I discovered org-capture ( SPC m c ) but found that my tasks captured this way were being written to ~/org/notes.org instead of my master todo list. To change this, I added the following in my ~/.spacemacs file:

((defun dotspacemacs/user-config ()
  (with-eval-after-load 'org
    (setq-default org-default-notes-file "~/Dropbox/Chris/org/tasks.org"))

Now, when I capture tasks with SPC m c, my tasks are appended to the bottom of my tasks.org file. I’m still exploring whether there’s a better method to quickly input tasks, but this has been the fastest method I’ve found.

Setting schedules and deadlines

To set a deadline for a task, move the cursor over the task and press SPC m d.

To set a scheduled start (i.e., the date you plan to start working on the task), move the cursor over the task and press SPC m s.

For more information, see deadlines and scheduling.

Date formats

Setting dates in org-mode is made easier thanks to the shorthand inputs it supports. For example:

  • to set tomorrow as the deadline, enter +1
  • to set one week from today as the deadline, enter +1w
  • to set one month from today as the deadline, enter +1m
  • to set the Thursday following the next, enter +2thu
  • to set the upcoming July 4, enter jul 4

For more examples, see date and time prompt.

Using a sparse trees to quickly filter TODOs and deadlines

Sparse trees can be used to rapidly filter a todo list by showing only TODO items, start/deadlines, or by any property set for a task.
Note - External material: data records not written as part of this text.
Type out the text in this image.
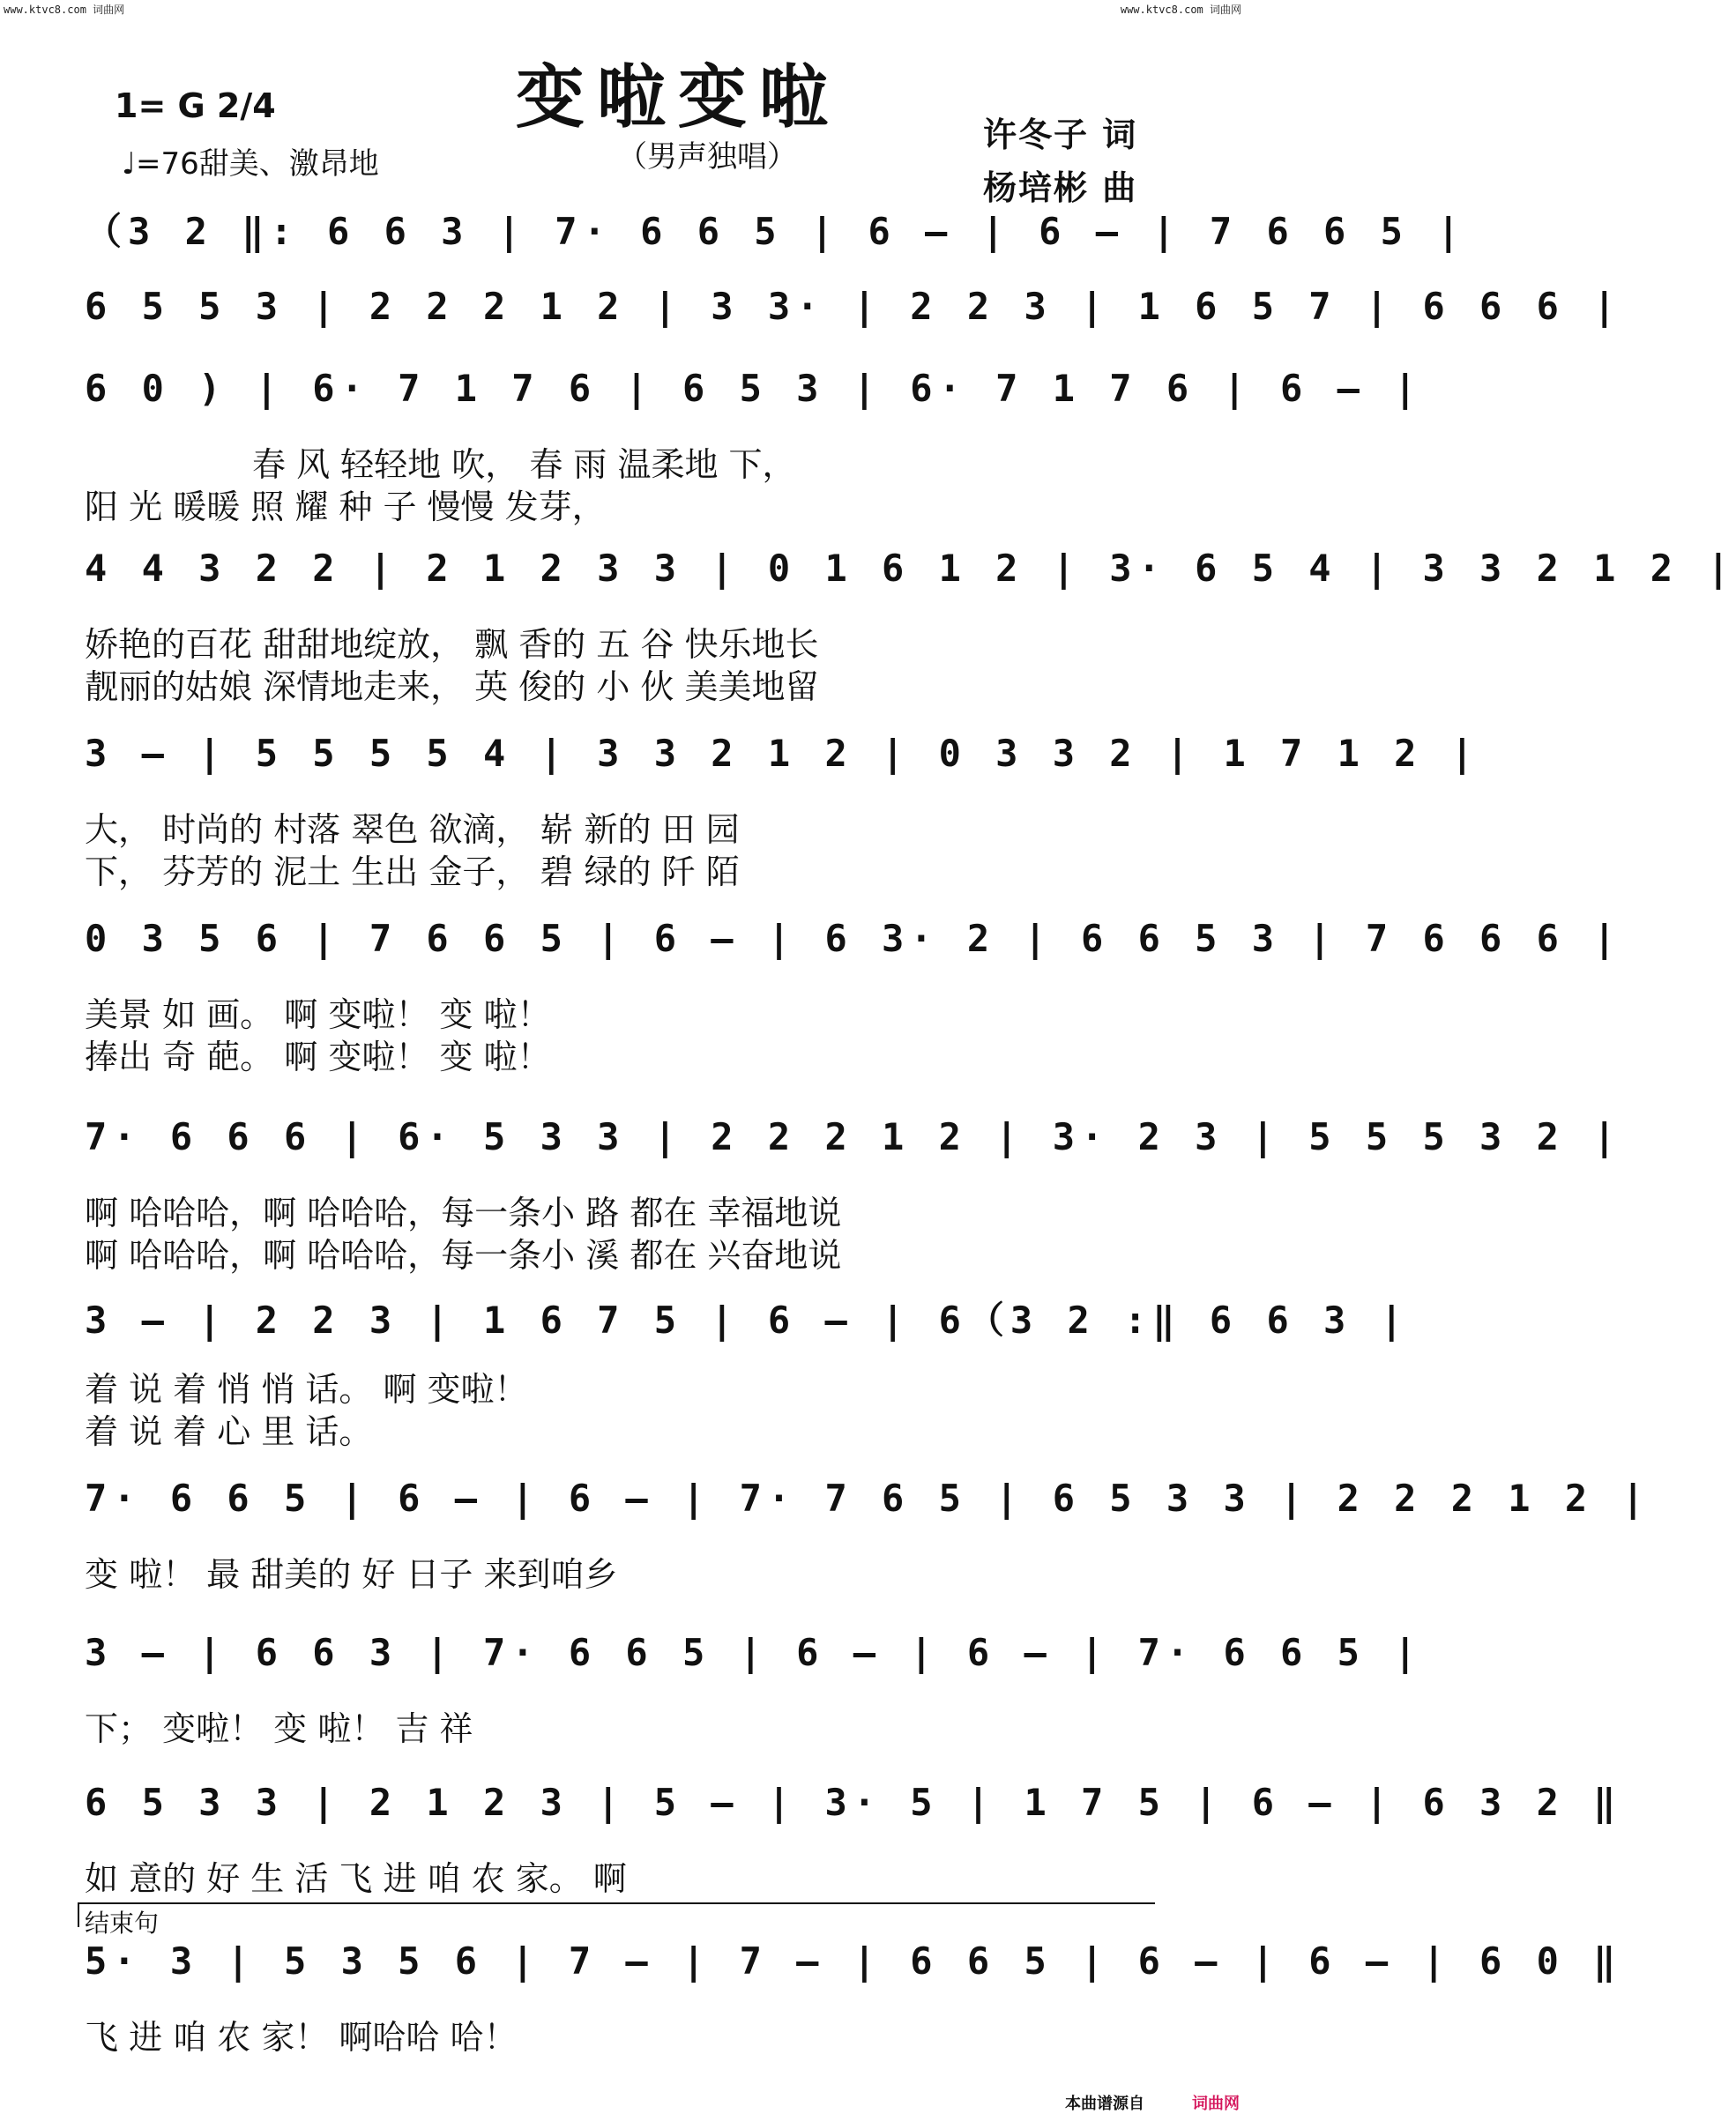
www.ktvc8.com 词曲网	www.ktvc8.com 词曲网
变啦变啦
（男声独唱）
1= G 2/4
♩=76甜美、激昂地
许冬子 词
杨培彬 曲
（3 2 ‖: 6 6 3 | 7· 6 6 5 | 6 – | 6 – | 7 6 6 5 |
6 5 5 3 | 2 2 2 1 2 | 3 3· | 2 2 3 | 1 6 5 7 | 6 6 6 |
6 0 ) | 6· 7 1 7 6 | 6 5 3 | 6· 7 1 7 6 | 6 – |
春 风 轻轻地 吹， 春 雨 温柔地 下，
阳 光 暖暖 照 耀 种 子 慢慢 发芽，
4 4 3 2 2 | 2 1 2 3 3 | 0 1 6 1 2 | 3· 6 5 4 | 3 3 2 1 2 |
娇艳的百花 甜甜地绽放， 飘 香的 五 谷 快乐地长
靓丽的姑娘 深情地走来， 英 俊的 小 伙 美美地留
3 – | 5 5 5 5 4 | 3 3 2 1 2 | 0 3 3 2 | 1 7 1 2 |
大， 时尚的 村落 翠色 欲滴， 崭 新的 田 园
下， 芬芳的 泥土 生出 金子， 碧 绿的 阡 陌
0 3 5 6 | 7 6 6 5 | 6 – | 6 3· 2 | 6 6 5 3 | 7 6 6 6 |
美景 如 画。 啊 变啦！ 变 啦！
捧出 奇 葩。 啊 变啦！ 变 啦！
7· 6 6 6 | 6· 5 3 3 | 2 2 2 1 2 | 3· 2 3 | 5 5 5 3 2 |
啊 哈哈哈，啊 哈哈哈，每一条小 路 都在 幸福地说
啊 哈哈哈，啊 哈哈哈，每一条小 溪 都在 兴奋地说
3 – | 2 2 3 | 1 6 7 5 | 6 – | 6（3 2 :‖ 6 6 3 |
着 说 着 悄 悄 话。 啊 变啦！
着 说 着 心 里 话。
7· 6 6 5 | 6 – | 6 – | 7· 7 6 5 | 6 5 3 3 | 2 2 2 1 2 |
变 啦！ 最 甜美的 好 日子 来到咱乡
3 – | 6 6 3 | 7· 6 6 5 | 6 – | 6 – | 7· 6 6 5 |
下； 变啦！ 变 啦！ 吉 祥
6 5 3 3 | 2 1 2 3 | 5 – | 3· 5 | 1 7 5 | 6 – | 6 3 2 ‖
如 意的 好 生 活 飞 进 咱 农 家。 啊
5· 3 | 5 3 5 6 | 7 – | 7 – | 6 6 5 | 6 – | 6 – | 6 0 ‖
飞 进 咱 农 家！ 啊哈哈 哈！
结束句
本曲谱源自	词曲网
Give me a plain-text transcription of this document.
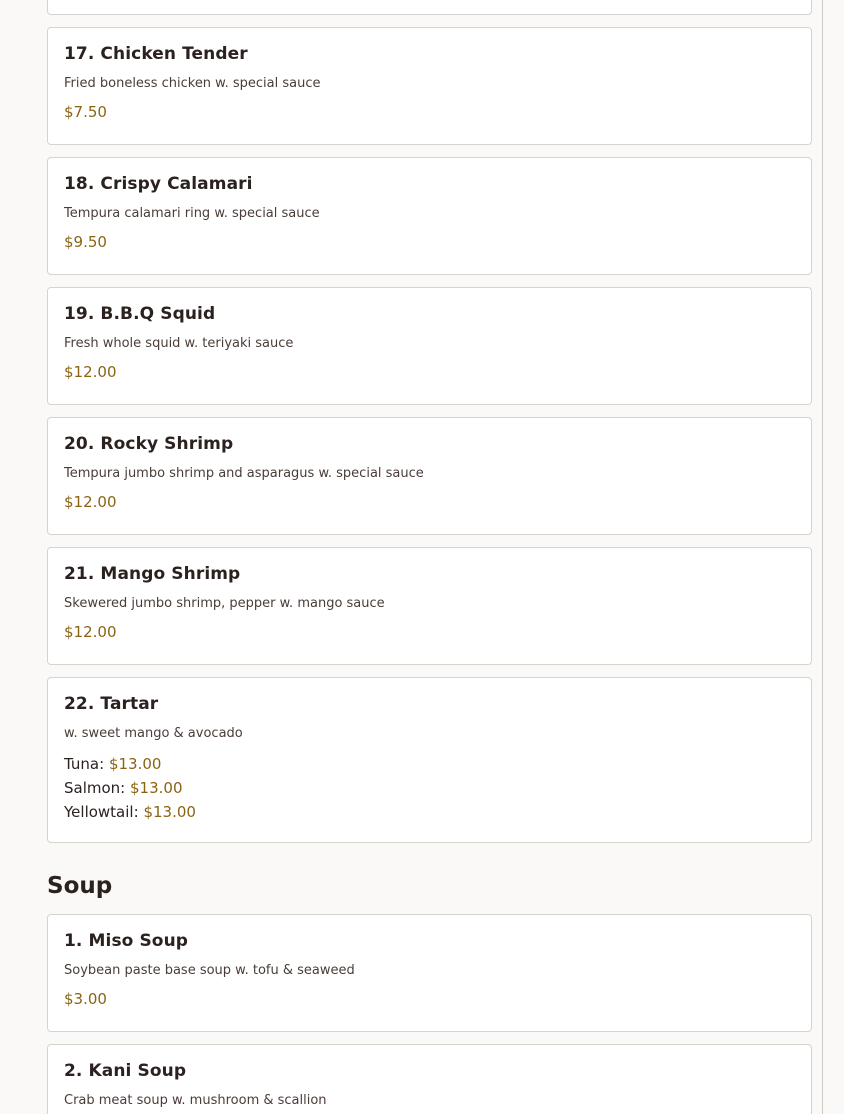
17. Chicken Tender
Fried boneless chicken w. special sauce
$7.50
18. Crispy Calamari
Tempura calamari ring w. special sauce
$9.50
19. B.B.Q Squid
Fresh whole squid w. teriyaki sauce
$12.00
20. Rocky Shrimp
Tempura jumbo shrimp and asparagus w. special sauce
$12.00
21. Mango Shrimp
Skewered jumbo shrimp, pepper w. mango sauce
$12.00
22. Tartar
w. sweet mango & avocado
Tuna: $13.00
Salmon: $13.00
Yellowtail: $13.00
Soup
1. Miso Soup
Soybean paste base soup w. tofu & seaweed
$3.00
2. Kani Soup
Crab meat soup w. mushroom & scallion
Access sparse tree mode with SPC m / and look at the minibuffer for options.

For example, to show all of your deadlines, enter SPC m / d

To show all of your TODOs, enter SPC m / t

Using org-agenda

Prior to using any of org-agenda’s features, your .org file needs to be added to it using SPC SPC org-agenda-file-to-front or C-c [

Once this step is complete, most org-agenda items can be accessed by pressing SPC m a. The most useful shortcut I’ve used for org mode is to bring up my agenda for the week using SPC m a a

The other options available under SPC m a will become more useful as my number of tasks tracked increases.


These four very basic task management activities are my introduction to org-mode. As with everything else Emacs related, I expect I have only scratched the tip of the iceberg, but the journey of learning this tool has been an experience I would recommend! The most difficult challenge involves forcing myself to enter all of my tasks in Emacs rather than Jira, Evernote, or Outlook, but the command and flexibility offered by org-mode appears superior at this point!